In some ways I feel like my mother. I know there were things she wanted that my father was not on board with. My father had these dreams, he could be intemperate in spending money. My mom was a forceful personality who seemed to get her own way so much of the time, but I think it was because she had to give up the big things, like staying in one house until it was paid off. My husband has dreams too, and I can see how they seize a hold of him and he just assumes I'll go along for the ride. I've made big moves twice, uprooting my life both times. I'm still not back in Virginia, I'm still not near my family. I know my husband truly does not feel a need for anyone in his life but me and the children, with only short exposures to them. He could move to Alaska and not need anyone. He loves his parents and brothers, but he doesn't need them the way he needs me. I feel like I need more. I have dreams too, and they don't mesh with DH's. I honestly thought that if he bought another RV (we've owned two already, but dh sold them when he decided they would not work for our family), I would leave him. We need different things. About the only thing that would keep me from leaving is knowing that it wouldn't be all hearts and roses moving back to Virginia and being with my family. There were a hell of a lot of thorns in the past, perfectly normal ones, but good and bad. It wouldn't be perfect.
There is no perfect. I like my life here, but I feel guilty for it sometimes. I know my one sister feels almost betrayed that I left and stayed away for so long. She feels like I don't care.
I just took a walk with my children. It is beautiful, breezy and sunny and just a great day to be alive. So I can't carry on with my rant. I feel somewhat restored. Monday night my husband was holding me and telling me that his life is only happy because I am in it, because I love him. He feels like I'm so strong, and a good patient mother (I chose to accept the compliment even though I don't feel I deserve it). He said the fact that someone like me could love him makes life worth living. So I feel like we can reconnect, and I am sad now that he is gone.

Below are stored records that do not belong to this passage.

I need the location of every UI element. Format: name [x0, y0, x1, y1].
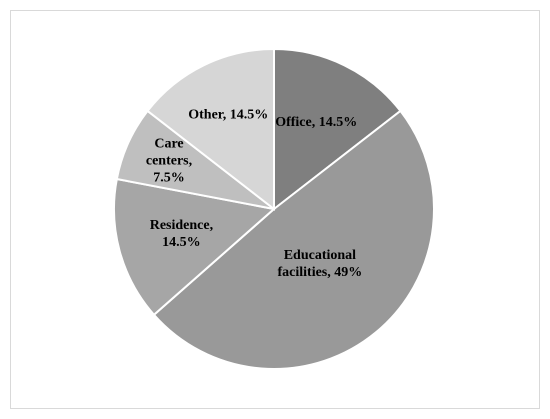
- data-label: Educational facilities, 49%: [278, 248, 363, 280]
- data-label: Care centers, 7.5%: [146, 137, 192, 186]
- pie-slice: [152, 109, 436, 371]
- data-label: Other, 14.5%: [188, 108, 268, 123]
- pie-slice: [113, 177, 277, 317]
- pie-slice: [146, 47, 275, 212]
- pie-slice: [273, 47, 402, 212]
- data-label: Office, 14.5%: [275, 115, 357, 130]
- data-label: Residence, 14.5%: [150, 218, 213, 250]
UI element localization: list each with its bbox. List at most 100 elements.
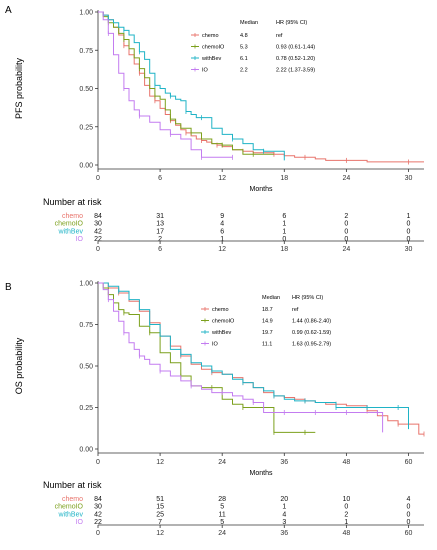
risk-axis-label: 18: [280, 246, 288, 253]
legend-header-hr: HR (95% CI): [276, 20, 307, 26]
y-tick-label: 0.50: [79, 364, 93, 371]
legend-entry-withBev: withBev: [211, 330, 232, 336]
series-line-IO: [98, 11, 233, 158]
y-tick-label: 0.00: [79, 163, 93, 170]
x-tick-label: 30: [405, 175, 413, 182]
risk-count: 6: [282, 213, 286, 220]
legend-entry-chemoIO: chemoIO: [212, 319, 235, 325]
risk-axis-label: 24: [342, 246, 350, 253]
panel-label: B: [5, 282, 12, 293]
risk-count: 5: [220, 504, 224, 511]
risk-count: 20: [280, 496, 288, 503]
legend-hr-chemo: ref: [276, 33, 283, 39]
risk-count: 1: [407, 213, 411, 220]
risk-count: 31: [156, 213, 164, 220]
legend-hr-IO: 1.63 (0.95-2.79): [292, 342, 331, 348]
risk-row-label-withBev: withBev: [57, 228, 83, 235]
risk-axis-label: 12: [156, 530, 164, 537]
risk-count: 10: [342, 496, 350, 503]
risk-count: 30: [94, 221, 102, 228]
risk-count: 0: [344, 504, 348, 511]
risk-count: 0: [407, 519, 411, 526]
x-tick-label: 0: [96, 175, 100, 182]
risk-count: 22: [94, 236, 102, 243]
y-axis-label: OS probability: [14, 337, 24, 394]
risk-count: 6: [220, 228, 224, 235]
risk-count: 1: [282, 504, 286, 511]
risk-table: Number at risk chemo 84 31 9 6 2 1 chemoIO 30 13 4 1…: [43, 197, 424, 253]
risk-count: 25: [156, 511, 164, 518]
risk-row-label-chemoIO: chemoIO: [55, 221, 84, 228]
panel-label: A: [5, 5, 12, 16]
risk-axis-label: 60: [405, 530, 413, 537]
series-line-chemoIO: [98, 282, 316, 433]
risk-axis-label: 24: [218, 530, 226, 537]
y-tick-label: 1.00: [79, 10, 93, 17]
series-line-chemo: [98, 282, 424, 435]
legend-header-median: Median: [262, 295, 280, 301]
risk-count: 13: [156, 221, 164, 228]
risk-row-label-chemo: chemo: [62, 496, 83, 503]
x-tick-label: 0: [96, 459, 100, 466]
risk-count: 42: [94, 228, 102, 235]
x-tick-label: 48: [342, 459, 350, 466]
legend-median-IO: 2.2: [240, 68, 248, 74]
risk-count: 0: [407, 236, 411, 243]
risk-count: 5: [220, 519, 224, 526]
chart-panel-A: A0.000.250.500.751.000 6 12 18 24 30MonthsPFS…: [5, 5, 424, 253]
risk-count: 0: [407, 504, 411, 511]
risk-count: 0: [407, 228, 411, 235]
risk-count: 30: [94, 504, 102, 511]
risk-table-title: Number at risk: [43, 480, 102, 490]
risk-count: 11: [219, 511, 226, 518]
risk-count: 42: [94, 511, 102, 518]
risk-count: 9: [220, 213, 224, 220]
legend-entry-chemoIO: chemoIO: [202, 45, 225, 51]
legend-header-median: Median: [240, 20, 258, 26]
legend-entry-IO: IO: [212, 342, 219, 348]
risk-table-title: Number at risk: [43, 197, 102, 207]
risk-row-label-IO: IO: [76, 519, 84, 526]
legend-header-hr: HR (95% CI): [292, 295, 323, 301]
chart-panel-B: B0.000.250.500.751.000 12 24 36 48 60MonthsOS…: [5, 281, 425, 537]
risk-count: 4: [407, 496, 411, 503]
series-line-IO: [98, 282, 384, 433]
risk-axis-label: 30: [405, 246, 413, 253]
risk-count: 0: [344, 221, 348, 228]
series-line-withBev: [98, 282, 409, 430]
x-tick-label: 60: [405, 459, 413, 466]
risk-axis-label: 48: [342, 530, 350, 537]
risk-count: 0: [282, 236, 286, 243]
risk-count: 1: [344, 519, 348, 526]
risk-axis-label: 36: [280, 530, 288, 537]
x-tick-label: 18: [280, 175, 288, 182]
legend-hr-chemoIO: 0.93 (0.61-1.44): [276, 45, 315, 51]
x-tick-label: 6: [158, 175, 162, 182]
risk-count: 22: [94, 519, 102, 526]
risk-count: 1: [282, 228, 286, 235]
legend-hr-chemoIO: 1.44 (0.86-2.40): [292, 319, 331, 325]
x-tick-label: 36: [280, 459, 288, 466]
risk-count: 15: [156, 504, 164, 511]
y-tick-label: 0.25: [79, 405, 93, 412]
legend-entry-chemo: chemo: [212, 307, 229, 313]
y-tick-label: 0.00: [79, 447, 93, 454]
risk-count: 0: [407, 511, 411, 518]
risk-count: 28: [218, 496, 226, 503]
legend-hr-IO: 2.22 (1.37-3.59): [276, 68, 315, 74]
y-tick-label: 0.75: [79, 322, 93, 329]
risk-row-label-chemoIO: chemoIO: [55, 504, 84, 511]
x-tick-label: 24: [218, 459, 226, 466]
legend-entry-IO: IO: [202, 68, 209, 74]
risk-count: 84: [94, 213, 102, 220]
risk-axis-label: 0: [96, 246, 100, 253]
risk-row-label-withBev: withBev: [57, 511, 83, 518]
risk-row-label-IO: IO: [76, 236, 84, 243]
legend-median-IO: 11.1: [262, 342, 272, 348]
risk-count: 7: [158, 519, 162, 526]
legend-median-withBev: 19.7: [262, 330, 273, 336]
legend-hr-withBev: 0.99 (0.62-1.59): [292, 330, 331, 336]
series-line-chemo: [98, 11, 424, 163]
y-tick-label: 1.00: [79, 281, 93, 288]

He won't be gone long. His father asked him to change the return date of his ticket from Sunday to Saturday. So he'll arrive tonight around midnight, spend all day Friday doing something, and return at the crack of dawn on Saturday. It seems insane to go through all the hassle and expense of traveling to not stay, to not try and connect with his family. But I'm sure his father is weary, his father wants to sleep, his father doesn't want to have to deal with others who haven't been through his hell for the last months. At least that is my guess, I don't really know. I do know that people grieve in different ways, that people have different personalities and different ways of recharging. I am the have to be around people, even if I don't ever talk to people type. I want to be able to say "No funeral, my foot. People need funerals." But it's not my choice and I don't even know if everyone needs one. Friends and family are gathering. MIL wants DH to meet with some old friends of the family on Friday. DH doesn't want to, but feels like he will have no choice. It doesn't seem quite right, and yet I would want to fulfill a simple wish of my mother's if one of her children died.
My mother is 80 and not in the best of health. She wants me to come and visit her soon. I think I will, and I will stay for a nice long visit.
Good-bye, Jim. I wish I could have known you better. I wish you could have lived for a hundred years. I wish you could have done all the simple things you wanted to do before the switch turned off. I wish you could have seen your brothers one last time. I know your family was proud of you and loved you. Your oldest brother never said it, but he loved you very much. I hope you know that somehow. I am glad you are at peace.